Nilde racchiudeva il suo paradiso nel bosco di Passo oscuro all’interno del quale, in una radura inaccessibile, si era costruita un piccolo rifugio che aveva dotato di tutto ciò che le serviva per trascorrervi il suo tempo libero e qualche volta dormirvi.
In quel bosco Nilde aveva passato i suoi momenti più felici. Aveva fatto amicizia con le creature del bosco la cui osservazione per lunghe ore la rapiva in una sorta di estasi.
Tutto le piaceva di quel bosco, anche gli anfratti più remoti in cui le chiome degli alberi erano così fitte che la luce filtrava appena. Anche in quegli anfratti le piaceva sdraiarsi sul tappeto di foglie che copriva il suolo e osservare le figure che si formavano tra chiome e cielo.

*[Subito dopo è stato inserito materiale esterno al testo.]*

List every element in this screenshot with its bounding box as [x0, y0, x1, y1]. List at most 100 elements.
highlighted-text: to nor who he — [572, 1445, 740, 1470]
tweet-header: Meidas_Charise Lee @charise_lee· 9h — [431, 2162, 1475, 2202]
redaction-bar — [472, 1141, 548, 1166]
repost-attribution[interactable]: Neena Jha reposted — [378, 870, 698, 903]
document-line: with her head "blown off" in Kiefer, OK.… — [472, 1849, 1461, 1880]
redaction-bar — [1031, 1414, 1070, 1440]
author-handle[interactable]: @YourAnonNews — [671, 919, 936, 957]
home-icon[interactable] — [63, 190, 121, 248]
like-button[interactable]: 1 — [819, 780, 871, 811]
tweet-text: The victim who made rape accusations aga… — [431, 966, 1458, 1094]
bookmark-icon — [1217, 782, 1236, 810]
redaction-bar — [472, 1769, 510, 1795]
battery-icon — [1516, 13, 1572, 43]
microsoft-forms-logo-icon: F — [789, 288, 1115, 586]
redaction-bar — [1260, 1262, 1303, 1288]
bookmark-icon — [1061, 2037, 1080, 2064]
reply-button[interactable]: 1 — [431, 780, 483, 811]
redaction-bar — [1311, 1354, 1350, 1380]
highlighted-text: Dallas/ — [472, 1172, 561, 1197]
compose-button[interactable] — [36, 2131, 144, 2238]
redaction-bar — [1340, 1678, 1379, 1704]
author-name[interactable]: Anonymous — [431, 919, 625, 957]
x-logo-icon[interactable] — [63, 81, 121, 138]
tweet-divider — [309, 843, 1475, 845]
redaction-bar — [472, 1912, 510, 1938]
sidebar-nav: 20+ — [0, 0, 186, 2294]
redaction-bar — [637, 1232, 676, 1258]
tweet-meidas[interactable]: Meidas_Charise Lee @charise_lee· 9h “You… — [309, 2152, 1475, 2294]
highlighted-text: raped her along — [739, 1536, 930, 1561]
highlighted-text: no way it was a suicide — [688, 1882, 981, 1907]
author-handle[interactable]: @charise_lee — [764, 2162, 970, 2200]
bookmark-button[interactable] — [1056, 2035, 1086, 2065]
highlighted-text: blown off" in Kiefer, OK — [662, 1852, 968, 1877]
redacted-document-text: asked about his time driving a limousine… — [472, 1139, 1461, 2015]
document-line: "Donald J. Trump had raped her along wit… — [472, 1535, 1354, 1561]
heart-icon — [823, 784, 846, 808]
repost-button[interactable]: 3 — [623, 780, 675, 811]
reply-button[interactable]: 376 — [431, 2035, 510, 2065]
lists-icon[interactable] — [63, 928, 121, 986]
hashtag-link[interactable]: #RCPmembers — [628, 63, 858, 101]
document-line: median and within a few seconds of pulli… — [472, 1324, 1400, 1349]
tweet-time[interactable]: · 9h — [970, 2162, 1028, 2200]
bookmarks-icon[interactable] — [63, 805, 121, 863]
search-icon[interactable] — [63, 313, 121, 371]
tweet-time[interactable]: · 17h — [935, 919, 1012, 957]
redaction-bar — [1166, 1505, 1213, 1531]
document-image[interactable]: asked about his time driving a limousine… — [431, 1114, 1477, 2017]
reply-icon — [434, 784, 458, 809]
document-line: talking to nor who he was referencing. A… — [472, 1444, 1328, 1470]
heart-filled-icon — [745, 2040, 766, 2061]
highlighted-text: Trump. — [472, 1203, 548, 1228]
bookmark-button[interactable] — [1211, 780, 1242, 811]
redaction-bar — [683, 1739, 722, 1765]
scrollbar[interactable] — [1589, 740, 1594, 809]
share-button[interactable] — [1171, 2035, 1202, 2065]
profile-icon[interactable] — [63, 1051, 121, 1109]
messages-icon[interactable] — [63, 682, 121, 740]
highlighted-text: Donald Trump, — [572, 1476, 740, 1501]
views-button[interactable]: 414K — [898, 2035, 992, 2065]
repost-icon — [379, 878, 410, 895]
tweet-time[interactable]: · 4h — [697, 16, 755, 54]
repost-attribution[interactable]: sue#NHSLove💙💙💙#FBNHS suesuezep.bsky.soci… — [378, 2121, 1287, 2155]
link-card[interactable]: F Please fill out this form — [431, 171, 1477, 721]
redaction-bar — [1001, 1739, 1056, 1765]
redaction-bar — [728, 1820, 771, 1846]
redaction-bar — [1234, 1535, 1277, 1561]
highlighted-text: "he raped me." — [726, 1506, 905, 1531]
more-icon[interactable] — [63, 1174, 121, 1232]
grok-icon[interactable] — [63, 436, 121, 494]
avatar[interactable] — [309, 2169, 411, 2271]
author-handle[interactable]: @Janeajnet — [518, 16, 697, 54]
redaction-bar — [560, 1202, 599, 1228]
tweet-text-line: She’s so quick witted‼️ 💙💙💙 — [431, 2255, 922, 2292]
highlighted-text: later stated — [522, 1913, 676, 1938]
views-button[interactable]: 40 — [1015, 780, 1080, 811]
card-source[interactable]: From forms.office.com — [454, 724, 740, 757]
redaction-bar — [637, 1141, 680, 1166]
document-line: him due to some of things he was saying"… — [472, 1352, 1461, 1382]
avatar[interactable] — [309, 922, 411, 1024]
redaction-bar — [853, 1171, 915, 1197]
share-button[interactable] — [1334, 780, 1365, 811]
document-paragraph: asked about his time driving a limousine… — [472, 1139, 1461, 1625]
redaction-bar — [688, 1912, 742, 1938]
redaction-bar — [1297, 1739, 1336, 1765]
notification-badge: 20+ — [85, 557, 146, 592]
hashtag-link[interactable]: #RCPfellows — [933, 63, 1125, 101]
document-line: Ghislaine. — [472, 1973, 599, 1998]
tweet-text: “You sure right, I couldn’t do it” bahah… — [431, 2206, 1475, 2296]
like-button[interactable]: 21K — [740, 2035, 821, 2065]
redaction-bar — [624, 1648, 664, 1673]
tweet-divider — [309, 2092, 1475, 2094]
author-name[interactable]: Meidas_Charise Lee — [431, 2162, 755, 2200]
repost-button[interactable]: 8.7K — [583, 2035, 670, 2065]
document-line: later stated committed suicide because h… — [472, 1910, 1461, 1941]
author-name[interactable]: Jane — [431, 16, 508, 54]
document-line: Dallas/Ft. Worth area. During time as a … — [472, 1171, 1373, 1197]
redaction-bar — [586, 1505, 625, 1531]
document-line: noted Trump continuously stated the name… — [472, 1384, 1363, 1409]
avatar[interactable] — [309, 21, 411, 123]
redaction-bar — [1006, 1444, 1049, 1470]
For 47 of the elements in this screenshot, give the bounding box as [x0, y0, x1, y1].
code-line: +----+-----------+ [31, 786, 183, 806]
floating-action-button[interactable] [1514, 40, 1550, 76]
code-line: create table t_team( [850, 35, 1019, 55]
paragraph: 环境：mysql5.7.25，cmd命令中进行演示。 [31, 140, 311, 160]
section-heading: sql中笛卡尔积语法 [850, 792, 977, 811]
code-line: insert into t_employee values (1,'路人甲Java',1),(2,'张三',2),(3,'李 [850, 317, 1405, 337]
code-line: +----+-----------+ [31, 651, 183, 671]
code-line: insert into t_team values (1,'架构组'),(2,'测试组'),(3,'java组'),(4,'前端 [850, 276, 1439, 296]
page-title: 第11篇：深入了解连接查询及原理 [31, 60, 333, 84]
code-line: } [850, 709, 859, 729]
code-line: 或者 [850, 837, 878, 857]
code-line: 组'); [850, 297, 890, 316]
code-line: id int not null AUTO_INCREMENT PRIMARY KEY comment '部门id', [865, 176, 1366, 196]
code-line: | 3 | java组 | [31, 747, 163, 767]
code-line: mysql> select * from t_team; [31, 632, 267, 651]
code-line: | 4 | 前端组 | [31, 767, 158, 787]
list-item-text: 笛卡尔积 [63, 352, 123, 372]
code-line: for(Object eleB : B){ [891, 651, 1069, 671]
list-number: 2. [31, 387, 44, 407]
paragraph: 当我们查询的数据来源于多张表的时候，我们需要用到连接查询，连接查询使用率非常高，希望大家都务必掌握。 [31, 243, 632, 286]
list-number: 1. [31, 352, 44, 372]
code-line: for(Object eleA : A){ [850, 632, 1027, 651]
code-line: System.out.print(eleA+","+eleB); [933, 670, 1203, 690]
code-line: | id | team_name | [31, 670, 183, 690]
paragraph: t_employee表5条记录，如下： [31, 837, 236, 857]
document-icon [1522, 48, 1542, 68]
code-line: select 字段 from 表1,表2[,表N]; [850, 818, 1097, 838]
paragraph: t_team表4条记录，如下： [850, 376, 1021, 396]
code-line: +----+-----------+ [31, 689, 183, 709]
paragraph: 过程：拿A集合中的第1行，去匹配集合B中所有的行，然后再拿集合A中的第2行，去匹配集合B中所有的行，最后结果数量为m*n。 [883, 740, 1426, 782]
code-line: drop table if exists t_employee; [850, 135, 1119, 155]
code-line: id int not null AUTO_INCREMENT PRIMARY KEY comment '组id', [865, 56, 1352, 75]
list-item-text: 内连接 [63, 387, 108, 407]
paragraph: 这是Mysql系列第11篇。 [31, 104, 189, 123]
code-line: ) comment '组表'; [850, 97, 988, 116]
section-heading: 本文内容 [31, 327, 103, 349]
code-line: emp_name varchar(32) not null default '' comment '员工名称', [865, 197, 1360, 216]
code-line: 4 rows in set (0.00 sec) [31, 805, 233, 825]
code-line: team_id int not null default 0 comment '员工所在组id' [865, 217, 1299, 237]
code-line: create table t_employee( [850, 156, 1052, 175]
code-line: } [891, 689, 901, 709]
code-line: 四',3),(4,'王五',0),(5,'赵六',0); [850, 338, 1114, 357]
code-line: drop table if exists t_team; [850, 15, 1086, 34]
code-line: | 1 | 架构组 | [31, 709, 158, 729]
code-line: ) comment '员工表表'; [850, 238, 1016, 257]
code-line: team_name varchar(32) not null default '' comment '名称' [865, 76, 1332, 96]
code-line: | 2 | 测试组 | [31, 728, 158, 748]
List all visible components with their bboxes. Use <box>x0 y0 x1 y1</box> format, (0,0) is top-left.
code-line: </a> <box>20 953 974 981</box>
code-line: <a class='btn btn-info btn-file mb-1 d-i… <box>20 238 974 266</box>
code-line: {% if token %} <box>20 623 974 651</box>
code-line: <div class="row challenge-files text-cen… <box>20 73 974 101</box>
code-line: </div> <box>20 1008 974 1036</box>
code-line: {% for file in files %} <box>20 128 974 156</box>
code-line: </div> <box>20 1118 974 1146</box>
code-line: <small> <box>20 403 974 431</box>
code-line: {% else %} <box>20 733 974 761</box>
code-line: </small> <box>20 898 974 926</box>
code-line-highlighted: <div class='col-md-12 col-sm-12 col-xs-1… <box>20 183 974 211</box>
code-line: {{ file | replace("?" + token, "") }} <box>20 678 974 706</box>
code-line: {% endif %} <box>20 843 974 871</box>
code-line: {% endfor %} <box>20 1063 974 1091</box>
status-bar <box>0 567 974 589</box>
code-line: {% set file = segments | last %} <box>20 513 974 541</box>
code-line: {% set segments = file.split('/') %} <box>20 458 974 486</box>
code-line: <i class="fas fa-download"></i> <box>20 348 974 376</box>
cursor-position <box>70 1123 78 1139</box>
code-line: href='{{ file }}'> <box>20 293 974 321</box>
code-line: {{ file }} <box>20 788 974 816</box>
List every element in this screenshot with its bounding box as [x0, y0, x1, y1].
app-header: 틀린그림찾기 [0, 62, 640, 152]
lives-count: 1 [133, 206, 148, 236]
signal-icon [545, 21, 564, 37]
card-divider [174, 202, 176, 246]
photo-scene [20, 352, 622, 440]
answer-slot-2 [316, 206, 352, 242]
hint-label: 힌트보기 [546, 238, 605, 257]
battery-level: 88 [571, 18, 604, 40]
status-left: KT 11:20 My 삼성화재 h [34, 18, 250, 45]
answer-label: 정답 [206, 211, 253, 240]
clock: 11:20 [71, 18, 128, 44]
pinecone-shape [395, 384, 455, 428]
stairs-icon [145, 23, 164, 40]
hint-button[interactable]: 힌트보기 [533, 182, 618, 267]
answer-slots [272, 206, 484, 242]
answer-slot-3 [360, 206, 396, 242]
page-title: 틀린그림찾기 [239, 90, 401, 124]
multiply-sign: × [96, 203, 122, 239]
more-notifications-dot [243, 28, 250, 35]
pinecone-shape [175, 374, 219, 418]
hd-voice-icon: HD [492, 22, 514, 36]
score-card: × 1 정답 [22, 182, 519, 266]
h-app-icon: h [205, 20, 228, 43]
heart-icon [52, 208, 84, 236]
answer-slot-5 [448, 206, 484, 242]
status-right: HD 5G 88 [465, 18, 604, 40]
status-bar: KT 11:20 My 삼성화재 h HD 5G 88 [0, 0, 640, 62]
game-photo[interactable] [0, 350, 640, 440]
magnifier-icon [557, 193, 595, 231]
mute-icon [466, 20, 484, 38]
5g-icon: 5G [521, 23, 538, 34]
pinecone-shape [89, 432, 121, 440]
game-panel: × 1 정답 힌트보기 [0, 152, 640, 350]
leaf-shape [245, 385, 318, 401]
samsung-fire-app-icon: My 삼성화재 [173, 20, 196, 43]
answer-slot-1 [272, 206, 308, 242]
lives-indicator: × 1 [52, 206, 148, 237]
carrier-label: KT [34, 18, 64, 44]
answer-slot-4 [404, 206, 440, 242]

Nilde era talmente abituata alla solitudine in quel bosco che per lei era scontato che fosse l’unico umano a frequentarlo fino a quando non si imbattè in Goran, un ragazzino di non più di 12-13 anni che, come poi seppe, era fuggito dalla guerra che stava devastando il suo paese a diversi giorni di cammino dal bosco. Il primo incontro la infastidì e considerò Goran un intruso, alla stregua di un ladro che aveva violato la sua casa, poi, cominciando a conoscerlo, si rese conto che il ragazzino aveva reso più piacevole il tempo trascorso nel bosco e insieme a lui cominciò a vivere dellestorie incredibili.